The Strange Durability of Big Law

I loved Noam Scheiber’s piece on the end of Big Law and the enormous stresses on America’s white-shoe law firms. Something worth adding to his analysis: One reason the traditional law-firm business model is collapsing is that it honestly never made much sense in the first place.

After all, why should lawyers work for law firms that are owned and controlled by partners and staffed primarily by associates who hope that if they work hard they can make partner? Almost anyplace else you look, a large business is going to be owned by shareholders, managed by managers, and staffed by employees. People sometimes assume that the legal profession is organized the way it is because of something having to do with the economics of legal services. But there’s no business reason for it. Or, rather, there’s the best business reason there can be—lawyers work for firms that are owned and managed by by lawyer-partners because it’s generally been illegal to have a legal services firm that’s not organized that way.

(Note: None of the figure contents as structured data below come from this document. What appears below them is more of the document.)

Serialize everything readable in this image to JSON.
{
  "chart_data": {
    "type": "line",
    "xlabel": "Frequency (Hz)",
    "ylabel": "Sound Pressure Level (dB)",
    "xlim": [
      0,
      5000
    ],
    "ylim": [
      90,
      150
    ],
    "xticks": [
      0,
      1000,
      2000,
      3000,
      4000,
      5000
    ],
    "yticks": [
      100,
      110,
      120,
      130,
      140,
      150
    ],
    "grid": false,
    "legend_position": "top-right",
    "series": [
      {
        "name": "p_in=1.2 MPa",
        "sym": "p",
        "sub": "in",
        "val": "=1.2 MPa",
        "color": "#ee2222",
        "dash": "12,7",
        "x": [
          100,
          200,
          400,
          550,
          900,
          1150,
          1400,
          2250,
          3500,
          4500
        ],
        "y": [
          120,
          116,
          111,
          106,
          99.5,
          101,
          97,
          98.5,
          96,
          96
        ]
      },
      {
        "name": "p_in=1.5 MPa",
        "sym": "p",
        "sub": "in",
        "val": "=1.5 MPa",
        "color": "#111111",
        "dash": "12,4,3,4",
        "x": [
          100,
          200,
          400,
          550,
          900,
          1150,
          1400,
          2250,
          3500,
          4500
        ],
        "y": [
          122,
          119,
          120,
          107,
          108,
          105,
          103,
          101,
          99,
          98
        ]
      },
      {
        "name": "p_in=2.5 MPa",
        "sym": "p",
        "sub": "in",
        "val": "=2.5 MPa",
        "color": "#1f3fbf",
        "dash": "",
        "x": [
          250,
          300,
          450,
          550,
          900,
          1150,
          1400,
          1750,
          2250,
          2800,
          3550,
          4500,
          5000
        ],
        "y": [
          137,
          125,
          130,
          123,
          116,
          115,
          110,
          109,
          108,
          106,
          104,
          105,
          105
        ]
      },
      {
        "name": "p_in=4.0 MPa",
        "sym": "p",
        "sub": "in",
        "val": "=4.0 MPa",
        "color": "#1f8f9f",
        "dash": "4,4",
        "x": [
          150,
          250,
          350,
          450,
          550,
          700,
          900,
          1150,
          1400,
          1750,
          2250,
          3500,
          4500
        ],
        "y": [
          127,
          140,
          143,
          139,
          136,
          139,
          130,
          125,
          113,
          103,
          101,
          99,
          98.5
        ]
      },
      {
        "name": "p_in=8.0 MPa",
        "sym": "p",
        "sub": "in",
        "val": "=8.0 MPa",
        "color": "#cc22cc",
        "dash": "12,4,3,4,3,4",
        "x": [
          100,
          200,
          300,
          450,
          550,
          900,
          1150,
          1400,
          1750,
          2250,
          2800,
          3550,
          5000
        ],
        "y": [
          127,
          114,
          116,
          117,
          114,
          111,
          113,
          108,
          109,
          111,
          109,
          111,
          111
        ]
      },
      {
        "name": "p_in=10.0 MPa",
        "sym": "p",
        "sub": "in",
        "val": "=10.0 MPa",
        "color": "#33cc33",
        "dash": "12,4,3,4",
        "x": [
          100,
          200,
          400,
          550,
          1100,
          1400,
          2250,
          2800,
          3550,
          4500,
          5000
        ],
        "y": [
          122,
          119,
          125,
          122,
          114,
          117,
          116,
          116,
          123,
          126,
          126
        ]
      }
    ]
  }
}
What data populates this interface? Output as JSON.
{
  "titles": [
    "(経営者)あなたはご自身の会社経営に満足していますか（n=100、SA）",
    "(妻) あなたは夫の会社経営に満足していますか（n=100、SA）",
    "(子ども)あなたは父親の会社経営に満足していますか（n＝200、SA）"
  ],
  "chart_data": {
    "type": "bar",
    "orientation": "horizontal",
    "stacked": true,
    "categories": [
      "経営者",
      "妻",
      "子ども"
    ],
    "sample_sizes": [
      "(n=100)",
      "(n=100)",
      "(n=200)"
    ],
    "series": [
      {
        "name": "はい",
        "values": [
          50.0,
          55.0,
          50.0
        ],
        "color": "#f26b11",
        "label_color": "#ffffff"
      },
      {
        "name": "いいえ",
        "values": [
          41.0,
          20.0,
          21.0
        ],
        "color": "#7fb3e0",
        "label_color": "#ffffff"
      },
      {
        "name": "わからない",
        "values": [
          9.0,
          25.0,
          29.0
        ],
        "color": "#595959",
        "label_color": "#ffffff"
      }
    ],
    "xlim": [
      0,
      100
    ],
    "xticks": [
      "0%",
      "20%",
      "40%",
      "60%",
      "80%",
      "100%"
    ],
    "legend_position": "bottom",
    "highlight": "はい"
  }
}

Lawyers can (and often do) work for a company that’s not lawyer-owned as an in-house counsel. But you can’t have LawCo Inc listed on the New York Stock Exchange, headed up by a CEO, and just employing a bunch of lawyers.

So part of what’s happening in the legal profession is that demand for its services seems to be declining even as the number of law-school graduates has risen. That’s tough in any business. But the legal business is unusual in having been sheltered by custom and by law from adopting standard forms of doing business. The economic stresses on the industry haven’t repealed those laws, but they are pressuring the industry to rationalize. But while the pace of change obviously seems furious to the people at the center of the storm, the genuinely remarkable thing is how long the Big Law model has lasted—not the fact that it’s fading away.